"I can't believe they bought that shit"
So Ernests Gulbis has been cleared of tanking despite losing the second set of his Syndey semi-final to Gilles Simon in just 16 minutes.
The Latvian claimed he he wasn’t feeling well and the ATP bought it. Anyone with an ounce of objectivity didn’t see an unwell player battling bravely onwards. They saw a tank.
Gulbis served for the set at 5-4 and choked. He then found himself in a tiebreak after a set of tennis he had pretty much dominated and he choked again.
Following said breaker, he had an argument with the umpire and like a spoilt 13-year-old he gave up. Three points won in the second set, one of which was a Simon double fault, says it all.
It was the most blatant and obvious tank you’re ever likely to see and Gulbis would have been fined if the ATP had any credibility whatsoever.
But, hey, welcome to the wonderful world of professional tennis.
A world where blatant match fixing is ignored while players are suspended for betting chump change on tennis matches they have no connection with.
A world where the anti-doping regime is absolutely laughable but Filippo Volandri eats a ban for taking too many puffs of his asthma inhaler.
A world where a clearly troubled Nikolay Davydenko, in the midst of a match fixing investigation, gets the yips on serve and is fined for tanking, while several deliberate and obvious tanks such as Gulbis’s in Sydney go unpunished.
I could go on, but you get the message.
The ATP’s lack of best effort rule is one of the most problematic of all given the selective way in which it is enforced.
The rule states:
Best efforts:
A player shall use his best efforts during the match when competing in a tournament.
Violation of this section shall subject a player to a fine up to $10,000
for each violation.For purposes of this rule, the supervisor and/or the chair umpire shall have
the authority to penalize a player in accordance with the Point Penalty
Schedule. In circumstances that are flagrant and particularly injurious to the
success of a tournament, or are singularly egregious, a single violation of this
section shall also constitute the player Major Offense of Aggravated Behavior.
There are few recent instances of it being enforced. Last year there are just two that I’m aware of:
Eduardo Schwank was fined $1,000 after losing to Juan-Ignacio Chela in Houston, apparently after a applying a game plan that involved drop shots, lobs, foot-faults and little else. He tried the injured excuse but it didn’t workd.
Victor Hanescu was hit for a total of $15,000 after the (understandable) hissy-fit he pulled in his defeat to Daniel Brands at Wimbledon. Half that amount was for tanking, half for spitting.
Prior to that, not many examples spring to mind. There was the infamous Davydenko incident at St Petersburg in 2007 which led to a fine of $2,000 for one.

Once a tanker, always a tanker.
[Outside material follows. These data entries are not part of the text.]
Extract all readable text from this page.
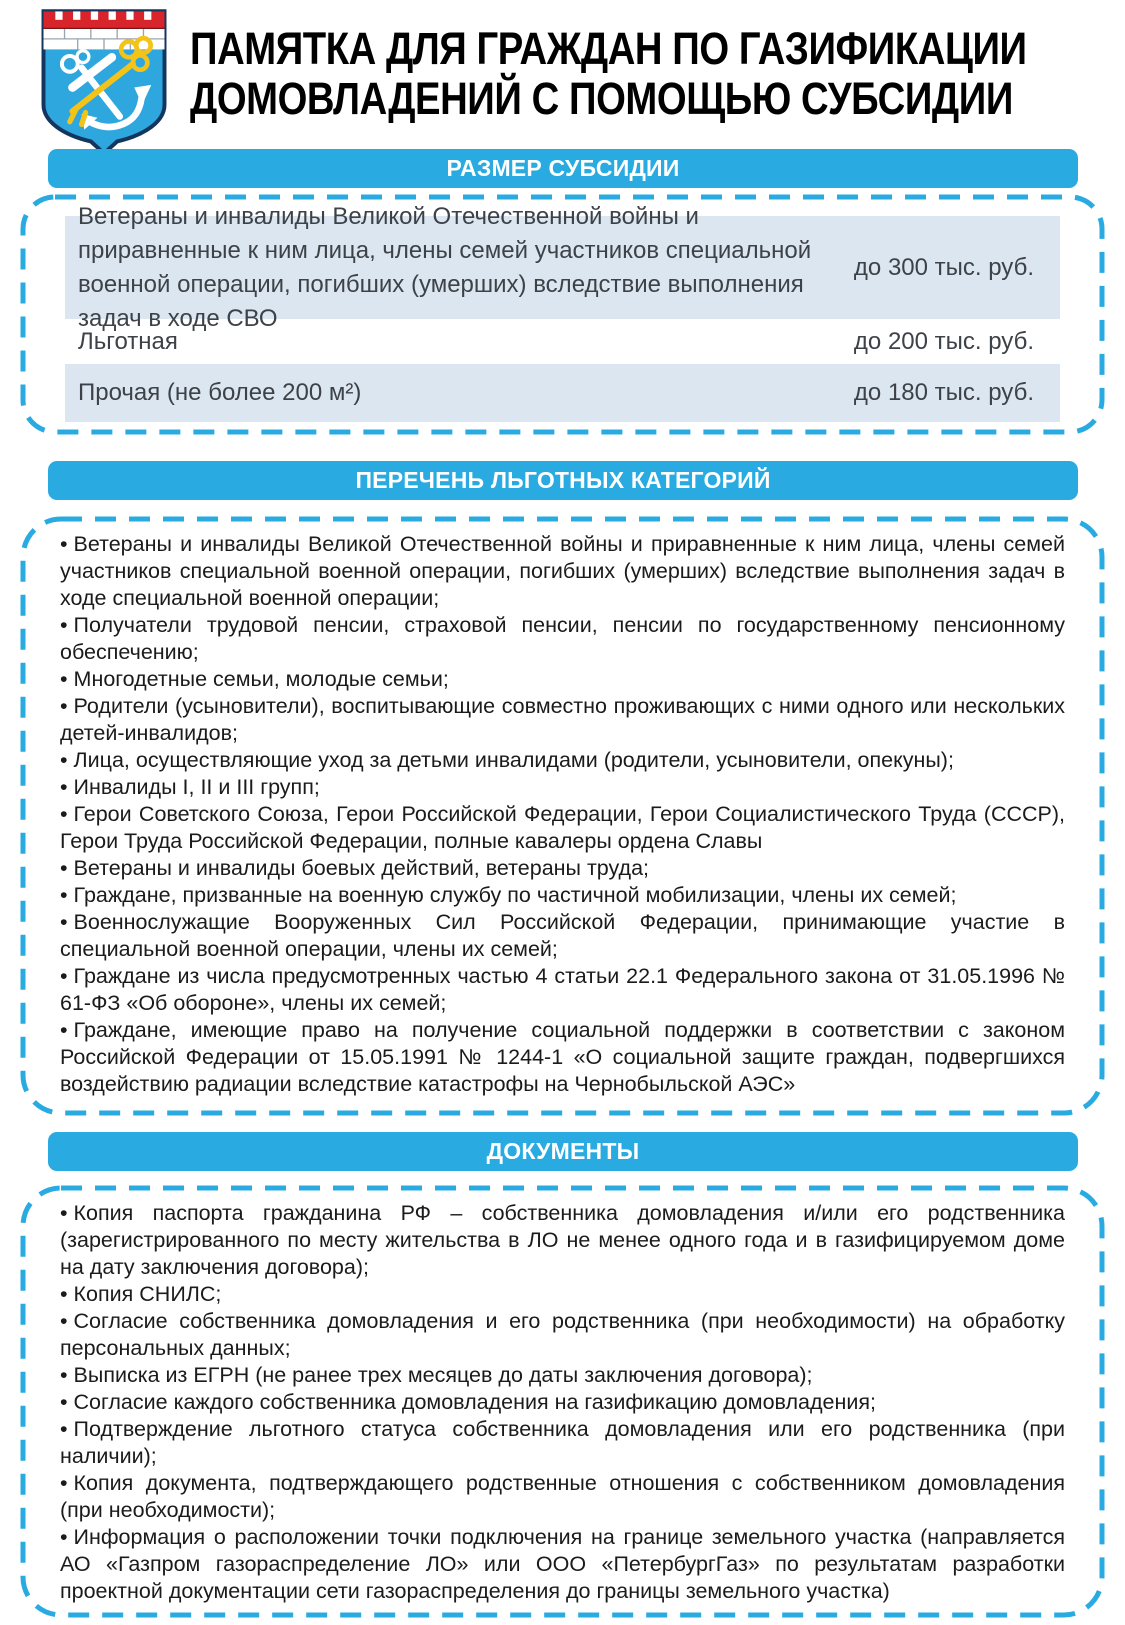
ПАМЯТКА ДЛЯ ГРАЖДАН ПО ГАЗИФИКАЦИИ
ДОМОВЛАДЕНИЙ С ПОМОЩЬЮ СУБСИДИИ
РАЗМЕР СУБСИДИИ
Ветераны и инвалиды Великой Отечественной войны и приравненные к ним лица, члены семей участников специальной военной операции, погибших (умерших) вследствие выполнения задач в ходе СВО
до 300 тыс. руб.
Льготная	до 200 тыс. руб.
Прочая (не более 200 м²)	до 180 тыс. руб.
ПЕРЕЧЕНЬ ЛЬГОТНЫХ КАТЕГОРИЙ
• Ветераны и инвалиды Великой Отечественной войны и приравненные к ним лица, члены семей участников специальной военной операции, погибших (умерших) вследствие выполнения задач в ходе специальной военной операции;
• Получатели трудовой пенсии, страховой пенсии, пенсии по государственному пенсионному обеспечению;
• Многодетные семьи, молодые семьи;
• Родители (усыновители), воспитывающие совместно проживающих с ними одного или нескольких детей-инвалидов;
• Лица, осуществляющие уход за детьми инвалидами (родители, усыновители, опекуны);
• Инвалиды I, II и III групп;
• Герои Советского Союза, Герои Российской Федерации, Герои Социалистического Труда (СССР), Герои Труда Российской Федерации, полные кавалеры ордена Славы
• Ветераны и инвалиды боевых действий, ветераны труда;
• Граждане, призванные на военную службу по частичной мобилизации, члены их семей;
• Военнослужащие Вооруженных Сил Российской Федерации, принимающие участие в специальной военной операции, члены их семей;
• Граждане из числа предусмотренных частью 4 статьи 22.1 Федерального закона от 31.05.1996 № 61-ФЗ «Об обороне», члены их семей;
• Граждане, имеющие право на получение социальной поддержки в соответствии с законом Российской Федерации от 15.05.1991 № 1244-1 «О социальной защите граждан, подвергшихся воздействию радиации вследствие катастрофы на Чернобыльской АЭС»
ДОКУМЕНТЫ
• Копия паспорта гражданина РФ – собственника домовладения и/или его родственника (зарегистрированного по месту жительства в ЛО не менее одного года и в газифицируемом доме на дату заключения договора);
• Копия СНИЛС;
• Согласие собственника домовладения и его родственника (при необходимости) на обработку персональных данных;
• Выписка из ЕГРН (не ранее трех месяцев до даты заключения договора);
• Согласие каждого собственника домовладения на газификацию домовладения;
• Подтверждение льготного статуса собственника домовладения или его родственника (при наличии);
• Копия документа, подтверждающего родственные отношения с собственником домовладения (при необходимости);
• Информация о расположении точки подключения на границе земельного участка (направляется АО «Газпром газораспределение ЛО» или ООО «ПетербургГаз» по результатам разработки проектной документации сети газораспределения до границы земельного участка)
Or not.
Going much further back, Marat Safin, who was never adverse to a tank or two, was nailed for lack of best effort after his first round defeat to Grant Stafford at the Australian Open in 2000 while one Roger Federer fell foul of the rule at a Satellite event in Switzerland was back in 1998.
Much like serve time violations, the ATP has a rule that makes perfect sense but just manages to piss everyone off by applying it in such an ad-hoc manner.
The solution is pretty simple. Man up and fine players for “lack of best effort” more regulalrly or scrap the rule altogether and declare that a player’s God-given right to tank is sacrosanct and beyond mere ATP regulation.
Either one is fine but don’t continue to destroy your credibility by treating us like idiots. Fans know a tank when they see one and Ernests Gulbis’s showing in Sydney yesterday was a whole, rampaging Panzer battallion.
you got that straight mate
As a die-hard Simon fan, I would have to watch again to see if Gulbis tanked. He definitely choked. I had so much fun watching a live feed when gulbis fans in the 1st set were ragging on Simon for being a pusher and that he would give Gulbis the match. Have they watched Gulbis or Simon play before? Allez!
It’s not so easy to detect tanking with Gulbis, because playing as if he’s not giving his best effort is practically his M.O.
Gulbis plays lazily, waiting for the ball to come to him, hardly moving his feet, because he’s chronically unfit. He plays carelessly, going for winners from improbable situations. He also has dismal shot selection, hitting fancy droppers out of the blue.
These 3 things could be found in tank jobs as well, but with Gulbis they appear in all of his matches, only that sometimes his best shot (serve) fires flawlessly and he wins nevertheless.
Bibi, I agree with your assessment in terms of a standard shitty Gulbis performance but this was something else entirely.
As I said, he won three points in a 16 minute set. It went far beyond a standard a standard bout of Ernie self-destruction. I don’t think I’ve ever seen a more one sided set of tennis and Simon is not the type of player that can destroy an opponent in such a fashion.